Surely if Democrats were unhappy with the pace of Phase II, there would have been stories about it in the press. But a Nexis search of the Washington Post and New York Times turns up next to nothing on that score. Last August 2, for instance, Intelligence Committee member Dianne Feinstein released her letter of July 31 to Chairman Roberts complaining about the committee's failure to complete Phase II, but her unhappiness failed to generate any coverage or Democratic momentum.
Several stories or columns in the Boston Globe did cover the "second phase" aspect in some detail last summer and fall. One of them discussed John Kerry's call for completion of "phase two" in a letter to the Intelligence Committee's chairman and vice-chairman. "But Kerry could only garner signatures from nine colleagues, despite circulating the letter to the entire Democratic caucus," the Globe added.

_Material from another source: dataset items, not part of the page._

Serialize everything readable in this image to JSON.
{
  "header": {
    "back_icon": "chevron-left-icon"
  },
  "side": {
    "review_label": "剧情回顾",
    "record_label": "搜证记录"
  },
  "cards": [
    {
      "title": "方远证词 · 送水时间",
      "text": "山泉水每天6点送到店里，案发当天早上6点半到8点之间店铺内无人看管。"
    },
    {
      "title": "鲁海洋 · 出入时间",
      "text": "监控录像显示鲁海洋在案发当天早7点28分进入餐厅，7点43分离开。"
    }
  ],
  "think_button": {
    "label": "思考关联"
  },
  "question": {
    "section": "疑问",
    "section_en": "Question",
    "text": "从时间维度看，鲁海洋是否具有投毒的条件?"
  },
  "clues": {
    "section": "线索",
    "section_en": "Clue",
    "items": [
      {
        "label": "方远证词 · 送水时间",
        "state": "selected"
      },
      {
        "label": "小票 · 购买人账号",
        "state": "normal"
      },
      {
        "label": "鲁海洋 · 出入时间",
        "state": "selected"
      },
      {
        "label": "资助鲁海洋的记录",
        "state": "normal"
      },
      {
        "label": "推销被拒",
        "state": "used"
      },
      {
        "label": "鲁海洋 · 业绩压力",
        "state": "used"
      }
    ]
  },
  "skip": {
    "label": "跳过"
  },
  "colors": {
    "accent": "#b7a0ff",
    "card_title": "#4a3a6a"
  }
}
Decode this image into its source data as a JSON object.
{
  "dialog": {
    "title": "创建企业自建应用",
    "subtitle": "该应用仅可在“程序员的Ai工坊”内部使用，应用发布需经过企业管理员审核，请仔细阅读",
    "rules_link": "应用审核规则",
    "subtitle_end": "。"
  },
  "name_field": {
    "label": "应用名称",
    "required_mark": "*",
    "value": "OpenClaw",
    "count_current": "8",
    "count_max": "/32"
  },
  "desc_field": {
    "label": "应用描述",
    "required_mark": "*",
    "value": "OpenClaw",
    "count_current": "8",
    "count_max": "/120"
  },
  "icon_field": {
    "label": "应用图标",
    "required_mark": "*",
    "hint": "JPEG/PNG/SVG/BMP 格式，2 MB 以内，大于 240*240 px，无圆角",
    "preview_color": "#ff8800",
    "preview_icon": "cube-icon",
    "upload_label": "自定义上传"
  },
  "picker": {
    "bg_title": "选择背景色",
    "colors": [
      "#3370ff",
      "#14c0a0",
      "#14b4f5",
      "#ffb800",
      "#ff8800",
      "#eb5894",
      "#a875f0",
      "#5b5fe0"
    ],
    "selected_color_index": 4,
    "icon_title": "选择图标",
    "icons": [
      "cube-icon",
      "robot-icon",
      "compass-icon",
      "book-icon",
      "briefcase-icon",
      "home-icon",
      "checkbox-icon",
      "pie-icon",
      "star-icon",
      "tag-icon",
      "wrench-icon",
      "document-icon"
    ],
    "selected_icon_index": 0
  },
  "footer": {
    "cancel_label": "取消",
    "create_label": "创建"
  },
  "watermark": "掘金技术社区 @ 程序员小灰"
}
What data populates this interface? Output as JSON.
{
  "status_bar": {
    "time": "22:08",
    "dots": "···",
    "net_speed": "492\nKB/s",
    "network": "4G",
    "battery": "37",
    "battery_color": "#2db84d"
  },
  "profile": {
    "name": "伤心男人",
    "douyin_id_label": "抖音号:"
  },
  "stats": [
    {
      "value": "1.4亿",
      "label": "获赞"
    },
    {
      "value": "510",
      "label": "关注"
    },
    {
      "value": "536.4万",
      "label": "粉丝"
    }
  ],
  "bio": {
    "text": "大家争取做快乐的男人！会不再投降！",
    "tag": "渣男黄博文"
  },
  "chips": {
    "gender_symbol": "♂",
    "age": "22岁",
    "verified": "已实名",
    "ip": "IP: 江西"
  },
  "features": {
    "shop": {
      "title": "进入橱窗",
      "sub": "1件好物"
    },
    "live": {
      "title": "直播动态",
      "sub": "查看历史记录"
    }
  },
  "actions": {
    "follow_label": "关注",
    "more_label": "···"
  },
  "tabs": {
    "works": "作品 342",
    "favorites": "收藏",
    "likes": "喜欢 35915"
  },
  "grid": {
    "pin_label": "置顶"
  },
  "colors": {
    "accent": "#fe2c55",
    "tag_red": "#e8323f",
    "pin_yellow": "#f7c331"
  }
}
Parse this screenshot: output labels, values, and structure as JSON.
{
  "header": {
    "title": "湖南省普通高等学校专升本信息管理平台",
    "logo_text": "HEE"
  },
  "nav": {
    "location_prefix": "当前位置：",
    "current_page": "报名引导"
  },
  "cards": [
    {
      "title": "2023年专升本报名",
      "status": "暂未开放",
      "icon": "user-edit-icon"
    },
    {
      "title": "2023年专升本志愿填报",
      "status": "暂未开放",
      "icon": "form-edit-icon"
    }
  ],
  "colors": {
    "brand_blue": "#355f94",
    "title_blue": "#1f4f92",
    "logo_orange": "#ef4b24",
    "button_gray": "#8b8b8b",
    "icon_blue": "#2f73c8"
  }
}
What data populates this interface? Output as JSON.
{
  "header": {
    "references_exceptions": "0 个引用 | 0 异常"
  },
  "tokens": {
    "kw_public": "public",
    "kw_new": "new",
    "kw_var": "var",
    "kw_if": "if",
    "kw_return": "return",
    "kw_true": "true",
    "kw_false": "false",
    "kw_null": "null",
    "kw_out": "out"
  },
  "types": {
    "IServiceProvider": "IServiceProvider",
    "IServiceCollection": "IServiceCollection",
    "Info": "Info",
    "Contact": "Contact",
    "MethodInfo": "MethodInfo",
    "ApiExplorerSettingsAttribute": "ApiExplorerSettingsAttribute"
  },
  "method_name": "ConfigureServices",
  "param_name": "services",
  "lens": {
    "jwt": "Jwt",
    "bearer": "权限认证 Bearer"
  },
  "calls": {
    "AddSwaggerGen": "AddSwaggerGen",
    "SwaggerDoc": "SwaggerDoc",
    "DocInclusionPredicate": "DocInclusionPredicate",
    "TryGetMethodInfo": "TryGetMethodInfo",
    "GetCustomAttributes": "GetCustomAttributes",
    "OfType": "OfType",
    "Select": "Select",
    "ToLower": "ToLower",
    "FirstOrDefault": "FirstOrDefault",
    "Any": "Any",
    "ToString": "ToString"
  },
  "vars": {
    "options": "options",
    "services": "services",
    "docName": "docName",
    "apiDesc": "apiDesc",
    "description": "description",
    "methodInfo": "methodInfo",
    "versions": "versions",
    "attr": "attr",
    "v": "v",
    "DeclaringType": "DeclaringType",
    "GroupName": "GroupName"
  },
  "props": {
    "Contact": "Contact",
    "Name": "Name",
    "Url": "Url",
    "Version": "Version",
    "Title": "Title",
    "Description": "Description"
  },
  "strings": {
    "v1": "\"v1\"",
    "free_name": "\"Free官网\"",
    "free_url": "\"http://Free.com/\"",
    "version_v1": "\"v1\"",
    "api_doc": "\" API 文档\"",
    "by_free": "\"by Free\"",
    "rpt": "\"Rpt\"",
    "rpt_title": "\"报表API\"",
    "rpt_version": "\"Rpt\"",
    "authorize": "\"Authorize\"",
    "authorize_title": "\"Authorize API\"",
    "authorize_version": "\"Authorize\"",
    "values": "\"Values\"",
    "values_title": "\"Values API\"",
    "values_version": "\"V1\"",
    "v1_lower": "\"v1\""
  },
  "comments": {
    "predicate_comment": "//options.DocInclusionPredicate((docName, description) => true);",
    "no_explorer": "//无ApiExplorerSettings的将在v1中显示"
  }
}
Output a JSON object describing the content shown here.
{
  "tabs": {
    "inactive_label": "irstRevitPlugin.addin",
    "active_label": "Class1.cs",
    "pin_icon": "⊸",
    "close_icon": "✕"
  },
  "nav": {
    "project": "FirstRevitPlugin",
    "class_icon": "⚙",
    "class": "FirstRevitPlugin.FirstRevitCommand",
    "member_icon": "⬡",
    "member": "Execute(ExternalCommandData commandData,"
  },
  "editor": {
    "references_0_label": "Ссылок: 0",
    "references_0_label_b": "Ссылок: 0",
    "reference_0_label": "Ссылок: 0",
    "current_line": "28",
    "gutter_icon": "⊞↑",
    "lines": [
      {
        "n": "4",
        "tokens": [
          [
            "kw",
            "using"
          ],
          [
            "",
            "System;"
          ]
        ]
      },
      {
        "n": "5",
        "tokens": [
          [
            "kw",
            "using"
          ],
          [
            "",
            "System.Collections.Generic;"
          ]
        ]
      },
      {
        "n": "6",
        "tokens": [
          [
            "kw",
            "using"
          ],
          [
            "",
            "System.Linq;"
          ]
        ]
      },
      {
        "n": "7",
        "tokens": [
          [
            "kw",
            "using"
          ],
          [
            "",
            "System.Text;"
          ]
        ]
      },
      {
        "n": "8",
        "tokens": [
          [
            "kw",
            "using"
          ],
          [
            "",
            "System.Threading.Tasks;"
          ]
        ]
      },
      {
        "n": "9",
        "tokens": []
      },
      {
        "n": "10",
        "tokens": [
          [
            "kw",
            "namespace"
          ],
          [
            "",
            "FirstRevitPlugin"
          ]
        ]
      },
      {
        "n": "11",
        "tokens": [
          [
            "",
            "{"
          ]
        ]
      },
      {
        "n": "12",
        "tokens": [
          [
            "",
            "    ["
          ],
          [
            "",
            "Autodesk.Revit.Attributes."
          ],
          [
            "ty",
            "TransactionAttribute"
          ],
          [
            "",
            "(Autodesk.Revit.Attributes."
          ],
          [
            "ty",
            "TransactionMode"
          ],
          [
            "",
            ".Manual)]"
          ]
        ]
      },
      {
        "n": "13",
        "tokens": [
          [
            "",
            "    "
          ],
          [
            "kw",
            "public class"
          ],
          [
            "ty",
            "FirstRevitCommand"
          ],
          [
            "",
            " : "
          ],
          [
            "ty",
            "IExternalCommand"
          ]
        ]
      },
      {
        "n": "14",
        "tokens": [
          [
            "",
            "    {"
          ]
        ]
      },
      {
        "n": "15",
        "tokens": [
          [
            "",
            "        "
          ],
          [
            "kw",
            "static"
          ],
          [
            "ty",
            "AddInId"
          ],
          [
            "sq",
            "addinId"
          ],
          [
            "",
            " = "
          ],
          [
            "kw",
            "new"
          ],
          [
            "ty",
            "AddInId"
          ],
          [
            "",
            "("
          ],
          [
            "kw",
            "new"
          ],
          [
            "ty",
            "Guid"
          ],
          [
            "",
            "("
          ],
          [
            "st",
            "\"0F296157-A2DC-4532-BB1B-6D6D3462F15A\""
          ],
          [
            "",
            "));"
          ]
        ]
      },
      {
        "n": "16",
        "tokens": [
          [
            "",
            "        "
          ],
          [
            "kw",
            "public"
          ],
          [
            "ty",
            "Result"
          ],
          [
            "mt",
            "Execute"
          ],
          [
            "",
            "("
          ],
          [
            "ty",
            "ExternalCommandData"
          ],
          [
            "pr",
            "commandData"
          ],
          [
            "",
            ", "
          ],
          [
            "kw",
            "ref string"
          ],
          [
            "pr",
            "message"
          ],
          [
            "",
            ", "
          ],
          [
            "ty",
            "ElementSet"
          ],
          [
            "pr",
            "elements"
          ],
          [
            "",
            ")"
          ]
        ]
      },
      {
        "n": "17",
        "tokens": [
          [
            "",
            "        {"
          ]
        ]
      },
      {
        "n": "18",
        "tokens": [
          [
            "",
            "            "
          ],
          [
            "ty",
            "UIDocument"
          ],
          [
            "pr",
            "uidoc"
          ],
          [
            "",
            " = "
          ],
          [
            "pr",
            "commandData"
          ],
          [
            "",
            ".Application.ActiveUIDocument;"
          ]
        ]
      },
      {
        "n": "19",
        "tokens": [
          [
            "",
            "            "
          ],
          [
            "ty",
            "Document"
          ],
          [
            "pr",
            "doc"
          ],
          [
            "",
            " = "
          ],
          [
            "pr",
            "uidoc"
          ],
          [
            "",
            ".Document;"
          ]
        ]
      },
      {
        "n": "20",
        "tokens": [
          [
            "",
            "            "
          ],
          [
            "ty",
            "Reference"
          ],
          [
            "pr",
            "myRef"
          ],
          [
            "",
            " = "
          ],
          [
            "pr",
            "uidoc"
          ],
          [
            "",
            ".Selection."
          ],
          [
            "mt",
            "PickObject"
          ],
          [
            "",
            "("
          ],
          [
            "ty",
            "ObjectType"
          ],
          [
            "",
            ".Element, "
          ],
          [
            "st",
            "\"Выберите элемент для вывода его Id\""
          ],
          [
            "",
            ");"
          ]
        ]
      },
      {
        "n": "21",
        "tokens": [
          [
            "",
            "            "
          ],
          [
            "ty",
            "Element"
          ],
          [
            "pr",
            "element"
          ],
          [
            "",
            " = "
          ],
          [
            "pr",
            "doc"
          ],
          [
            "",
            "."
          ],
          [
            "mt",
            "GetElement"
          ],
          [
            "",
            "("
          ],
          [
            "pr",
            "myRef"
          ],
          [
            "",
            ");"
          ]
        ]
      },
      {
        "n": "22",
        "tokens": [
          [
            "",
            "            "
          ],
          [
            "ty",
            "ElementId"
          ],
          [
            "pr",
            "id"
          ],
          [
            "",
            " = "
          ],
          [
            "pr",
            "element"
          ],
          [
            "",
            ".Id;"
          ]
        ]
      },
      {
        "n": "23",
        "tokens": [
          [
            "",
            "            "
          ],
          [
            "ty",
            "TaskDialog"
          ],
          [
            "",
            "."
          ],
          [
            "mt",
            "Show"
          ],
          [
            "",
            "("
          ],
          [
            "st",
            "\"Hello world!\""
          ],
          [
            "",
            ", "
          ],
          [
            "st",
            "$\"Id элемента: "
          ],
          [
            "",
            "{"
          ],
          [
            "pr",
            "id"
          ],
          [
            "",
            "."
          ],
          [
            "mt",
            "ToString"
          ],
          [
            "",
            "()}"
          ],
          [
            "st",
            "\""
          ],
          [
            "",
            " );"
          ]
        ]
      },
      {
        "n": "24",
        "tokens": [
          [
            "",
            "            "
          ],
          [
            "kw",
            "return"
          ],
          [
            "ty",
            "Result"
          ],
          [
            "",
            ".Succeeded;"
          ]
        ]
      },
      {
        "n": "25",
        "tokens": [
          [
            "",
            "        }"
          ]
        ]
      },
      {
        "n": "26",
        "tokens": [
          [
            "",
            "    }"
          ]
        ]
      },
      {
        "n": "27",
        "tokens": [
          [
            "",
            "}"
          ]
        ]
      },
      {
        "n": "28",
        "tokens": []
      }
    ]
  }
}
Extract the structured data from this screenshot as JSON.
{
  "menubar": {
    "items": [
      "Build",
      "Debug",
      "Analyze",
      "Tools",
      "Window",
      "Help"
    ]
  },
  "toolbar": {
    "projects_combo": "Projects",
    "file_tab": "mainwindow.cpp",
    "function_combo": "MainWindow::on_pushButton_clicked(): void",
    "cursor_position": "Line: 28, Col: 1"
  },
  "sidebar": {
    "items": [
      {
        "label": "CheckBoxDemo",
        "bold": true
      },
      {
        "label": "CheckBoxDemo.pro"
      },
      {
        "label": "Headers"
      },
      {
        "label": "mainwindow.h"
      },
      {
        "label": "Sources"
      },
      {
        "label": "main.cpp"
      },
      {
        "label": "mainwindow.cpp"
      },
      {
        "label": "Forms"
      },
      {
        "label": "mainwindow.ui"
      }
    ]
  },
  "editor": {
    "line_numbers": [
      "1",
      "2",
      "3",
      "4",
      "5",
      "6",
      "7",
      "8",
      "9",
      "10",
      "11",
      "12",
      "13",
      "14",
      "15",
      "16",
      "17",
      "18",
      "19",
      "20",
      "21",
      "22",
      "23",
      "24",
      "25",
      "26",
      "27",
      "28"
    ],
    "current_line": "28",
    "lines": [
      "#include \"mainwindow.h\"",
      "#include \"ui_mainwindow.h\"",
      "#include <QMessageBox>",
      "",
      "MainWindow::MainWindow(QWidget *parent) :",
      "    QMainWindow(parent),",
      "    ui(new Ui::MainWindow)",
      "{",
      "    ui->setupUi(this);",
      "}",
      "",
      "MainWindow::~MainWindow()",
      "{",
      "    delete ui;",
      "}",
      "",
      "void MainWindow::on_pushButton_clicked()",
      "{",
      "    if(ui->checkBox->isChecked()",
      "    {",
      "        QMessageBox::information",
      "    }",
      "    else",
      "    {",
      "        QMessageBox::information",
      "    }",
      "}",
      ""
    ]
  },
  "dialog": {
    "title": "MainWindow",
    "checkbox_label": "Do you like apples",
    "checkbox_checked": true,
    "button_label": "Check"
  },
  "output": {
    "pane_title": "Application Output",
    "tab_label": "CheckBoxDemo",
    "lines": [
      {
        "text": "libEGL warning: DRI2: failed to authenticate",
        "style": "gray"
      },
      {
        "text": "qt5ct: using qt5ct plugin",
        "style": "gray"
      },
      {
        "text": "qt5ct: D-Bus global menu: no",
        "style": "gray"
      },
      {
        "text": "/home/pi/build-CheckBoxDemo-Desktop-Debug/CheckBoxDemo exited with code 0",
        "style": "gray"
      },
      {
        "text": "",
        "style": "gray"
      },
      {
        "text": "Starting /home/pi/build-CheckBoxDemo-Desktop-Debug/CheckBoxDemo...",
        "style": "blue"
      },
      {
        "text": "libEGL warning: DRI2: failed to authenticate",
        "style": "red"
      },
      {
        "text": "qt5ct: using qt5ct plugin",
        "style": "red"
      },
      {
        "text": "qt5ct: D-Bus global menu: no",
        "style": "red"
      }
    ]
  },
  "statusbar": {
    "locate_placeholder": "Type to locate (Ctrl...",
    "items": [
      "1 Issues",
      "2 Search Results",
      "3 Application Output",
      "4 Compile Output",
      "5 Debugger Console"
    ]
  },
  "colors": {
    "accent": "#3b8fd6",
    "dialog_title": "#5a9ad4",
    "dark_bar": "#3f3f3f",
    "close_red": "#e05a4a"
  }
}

On October 13, the New York Times reported on the release of an earlier, non-congressional review of Iraq-related intelligence. In an aside, the story mentioned that Jay Rockefeller and other Democrats have complained about the Republican-led Intelligence Committee's failure to produce a second-phase report. But again, no sense of seething outrage. And that's it -- until a few days ago.
New York Times Hyde Park Corner columnist Frank Rich, who is always seething, last Sunday called the Intelligence Committee's investigation into prewar intelligence "a scandal" for failing to produce a "Phase 2." Joseph Wilson, who apparently hadn't discussed Phase II before, did so during the (scripted?) Q&A after his speech at the National Press Club on October 31. Now everyone has gotten with the program.
What a difference a single indictment -- and a single SCOTUS appointment -- can make. But that's better left for phase two of this investigation.